Les difficultés économiques qui justifient un ou des licenciements doivent être significatives. Il incombe à l’employeur de faire la preuve de la réalité de ces difficultés.

Bon à savoir : Ces difficultés s’apprécient à la date de la prise de décision du licenciement. Pour autant, la Cour de cassation peut tenir compte d’éléments postérieurs suffisamment sérieux dans le cadre de cette appréciation.

Un licenciement en prévision de résultats déficitaires qui se sont réellement produits dans les années suivant la rupture du contrat de travail, est reconnu régulier – (   Cass. soc., 26-3-02, n°00-40898).

Cette preuve s’effectue notamment par une évolution à la baisse d’au moins un indicateur économique tel qu’une baisse des commandes ou du chiffre d’affaires, des pertes d’exploitation ou une dégradation de la trésorerie ou de l’excédent brut d’exploitation, soit par tout autre élément de nature à justifier de ces difficultés.

Indicateurs des difficultés économiques

A noter, qu’une simple diminution du chiffre d’affaires et la réduction des performances financières sont insuffisantes à établir des difficultés économiques de l’entreprise – (  Cass. soc. 12 décembre 2013 n° 12-23079)

De même si l’employeur fait état événements qui ne se réalisent pas, le licenciement sera considéré comme étant sans cause réelle et sérieuse. Ex : Si les estimations de résultats se sont avérées erronées – (  Cass. soc., 3-12-14, n°13-19707).

Le législateur a pris soin de préciser ce qu’il considère comme étant une baisse significative a priori suffisante – (L.1233-3 du Code du travail).

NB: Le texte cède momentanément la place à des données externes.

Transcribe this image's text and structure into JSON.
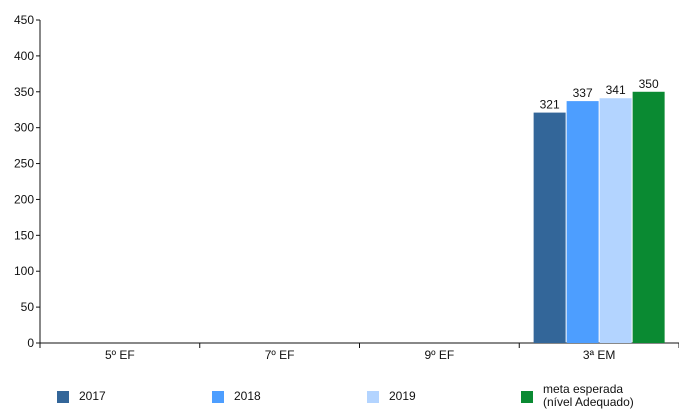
{
  "chart_data": {
    "type": "bar",
    "categories": [
      "5º EF",
      "7º EF",
      "9º EF",
      "3ª EM"
    ],
    "series": [
      {
        "name": "2017",
        "color": "#336699",
        "values": [
          null,
          null,
          null,
          321
        ]
      },
      {
        "name": "2018",
        "color": "#4d9eff",
        "values": [
          null,
          null,
          null,
          337
        ]
      },
      {
        "name": "2019",
        "color": "#b3d4ff",
        "values": [
          null,
          null,
          null,
          341
        ]
      },
      {
        "name": "meta esperada\n(nível Adequado)",
        "color": "#0a8a32",
        "values": [
          null,
          null,
          null,
          350
        ]
      }
    ],
    "ylim": [
      0,
      450
    ],
    "yticks": [
      0,
      50,
      100,
      150,
      200,
      250,
      300,
      350,
      400,
      450
    ],
    "grid": false,
    "legend_position": "bottom",
    "title": "",
    "xlabel": "",
    "ylabel": ""
  }
}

Ainsi, une baisse significative des commandes ou du chiffre d’affaires est constituée dès lors que la durée de cette baisse est, en comparaison avec la même période de l’année précédente, au moins égale à :

  • un trimestre pour une entreprise de moins de 11 salariés ;
  • 2 trimestres consécutifs pour une entreprise d’au moins 11 salariés et de moins de 50 salariés ;
  • 3 trimestres consécutifs pour une entreprise d’au moins 50 salariés et de moins de 300 salariés ;
  • 4 trimestres consécutifs pour une entreprise de 300 salariés et plus ;

Bon à savoir : Si l’employeur peut choisir initialement l’indicateur qu’il retient pour justifier son choix, le Juge peut toujours dans le cadre de son pouvoir d’appréciation souverain,  choisir de prendre également en considération d’autres indicateurs, tels que ceux donnés par le salarié en cas litige.

 

Preuve des difficultés économiques

C’est à l’employeur de démontrer la réalité des difficultés économiques. En pratique et à l’exception de la cessation totale d’activité, sa responsabilité en terme de gestion peut difficilement être invoquée. La légèreté blâmable de l’employeur est rarement retenue.

 

 

Fascicule mis à jour le 21 mars 2020.